Are You Still Not Financing Online Purchases For Your Customers-You Will Regret It!

Many firms wish to offer a financing for my customers but don’t have the necessary skills & capital to offer such a service. A properly run financing online purchases program can increase sales, eliminate customer objections, improve cash flow by 100%, and also allow your customers to work within their budget & approval cycles. Those reasons are clearly commanding for any firm considering the customer financing strategy. Most of the customers know that some of the world’s largest corporations offer very robust customer finance programs for their customer base. They provide such a program to ensure that they can reach determined customer penetration within their markets – they don’t want to lose a sale just because customer was unable to finance the product or service.

Industries who wish to start a customer finance program should explore numerous resources of an experienced third party. This, as stated previously ensure program will have technical, credit & financial backing which such a program provides. The major reasons that customers look at using the third party can be summarized as follows –

  • No in house credit & leasing and documentation expertise
  • Lack of funds for the large program
  • Desire not to take the credit risk inherent with the long term financing
  • They feel they aren’t large enough to consider such programs.

Leasing & equipment financing is highly specialized area – it also needs significant accounting skills with respect to the types of leasing that is provided. Firms considering such a program should ensure that they have ability to provide lease to own leases or capital leases, operating leases (customers use but don’t own the equipment), & also short term rentals if that is applicable to their goods or service. Such customer finance program needs a significant amount of capital – as such it makes sense to utilize resources of the third party with unlimited or close to unlimited capital. Some businesses may find that their borrowing power to support such the program doesn’t allow them to provide terms, competitive rates, & structures.

Some industries which consider customer finance & leasing programs don’t wish under any circumstances to take back product at the end of the lease. They want to sell more new products! That reason alone drives numerous firms to utilize the services of the experienced third party. There are numerous different third party ‘types’ that the company can partner with. It includes leasing banks, intermediaries, and other independent lease firms. The leasing intermediary, experienced in the industry, is quite often a great choice as they have vital expertise in a wide variety of industries, they have access to the unlimited funding through their funding sources, & they are not constrained by deal size or credit quality of the one individual deal. They also can assist customer in making sales calls to complete sales & financing scenarios.

A customer finance program, offering lease financing to your customers is the powerful sales & marketing tool, & within the reach of all industries who wish to enhance their revenue & profits by providing financing in their sales “toolkits”. Traditional financing for business includes various banks, government financial programs, and commercial lending organizations. All such organizations offer equipment leasing, asset financing, loan products, operating lines of credit, etc. But, due to the current global financial market conditions, it can be stimulating to qualify for this start-up financing (because the lending criteria has tightened as most of the traditional lending institutions want high level of security & low risk) and it can also be challenging to get cash-strapped lending institutions to disperse business start-up loans, asset financing, and operating funds promised.

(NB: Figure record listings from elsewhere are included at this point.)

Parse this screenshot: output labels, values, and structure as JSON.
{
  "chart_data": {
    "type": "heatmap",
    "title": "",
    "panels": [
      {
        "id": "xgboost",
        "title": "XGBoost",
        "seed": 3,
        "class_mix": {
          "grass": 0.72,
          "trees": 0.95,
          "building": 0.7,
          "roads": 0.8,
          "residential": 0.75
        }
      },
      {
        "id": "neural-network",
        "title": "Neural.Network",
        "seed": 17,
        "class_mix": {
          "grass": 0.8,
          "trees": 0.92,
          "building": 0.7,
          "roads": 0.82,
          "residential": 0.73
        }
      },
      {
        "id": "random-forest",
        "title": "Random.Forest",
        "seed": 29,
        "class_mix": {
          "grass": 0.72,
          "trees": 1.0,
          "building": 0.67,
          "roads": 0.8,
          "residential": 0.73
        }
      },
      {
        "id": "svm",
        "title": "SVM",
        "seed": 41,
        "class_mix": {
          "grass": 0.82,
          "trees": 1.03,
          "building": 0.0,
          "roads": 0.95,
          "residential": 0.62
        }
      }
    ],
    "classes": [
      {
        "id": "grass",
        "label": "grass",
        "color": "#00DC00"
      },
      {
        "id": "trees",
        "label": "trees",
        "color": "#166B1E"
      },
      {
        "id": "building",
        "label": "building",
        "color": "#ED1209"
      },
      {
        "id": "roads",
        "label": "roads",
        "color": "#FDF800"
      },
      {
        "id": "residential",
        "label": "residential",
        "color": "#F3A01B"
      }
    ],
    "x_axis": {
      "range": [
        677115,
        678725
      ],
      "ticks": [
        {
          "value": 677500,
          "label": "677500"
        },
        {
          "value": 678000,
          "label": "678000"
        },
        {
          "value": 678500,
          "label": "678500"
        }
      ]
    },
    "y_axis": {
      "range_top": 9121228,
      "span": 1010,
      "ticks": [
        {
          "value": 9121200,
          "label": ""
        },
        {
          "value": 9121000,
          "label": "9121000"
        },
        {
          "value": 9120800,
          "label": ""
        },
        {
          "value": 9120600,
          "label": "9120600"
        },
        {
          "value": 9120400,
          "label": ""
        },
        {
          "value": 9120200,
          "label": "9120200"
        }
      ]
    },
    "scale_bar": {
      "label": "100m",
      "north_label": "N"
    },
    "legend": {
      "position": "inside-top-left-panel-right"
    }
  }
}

For new business owners, this might mean working several jobs to raise cash or revising your plan to start your industry with less money, or fewer products or services.  Let’s assume leasing furniture, laptops, sharing office space, & administration staff and ensure that you carefully consider your cash flow needs & do the cash flow projection for a period of at least two years.  Cash flow management is the way of reducing start-ups financing needs; effectively manage your cash flow by managing receivables, inventory, payables, & short term debt (in other words, increase incoming cash and reduce outgoing cash). Some other non-traditional financing methods include –

  • use of credit cards,
  • second mortgages occurred on the entrepreneur’s home,
  • equity loans, secured by personal assets,
  • loans from key suppliers,
  • partial pre-payments & progress payments from the large consumers,
  • and loans from family, friends & associates.

For various small business owners, finding financing to their start-ups business or want to keep it operating is generally challenging experience. Before you borrow some money you need for start-ups, ensure that your business can support the level of debt & can repay on lender’s debt schedule.  You need to have the strong business plan and be able to present the strong business case to your lenders.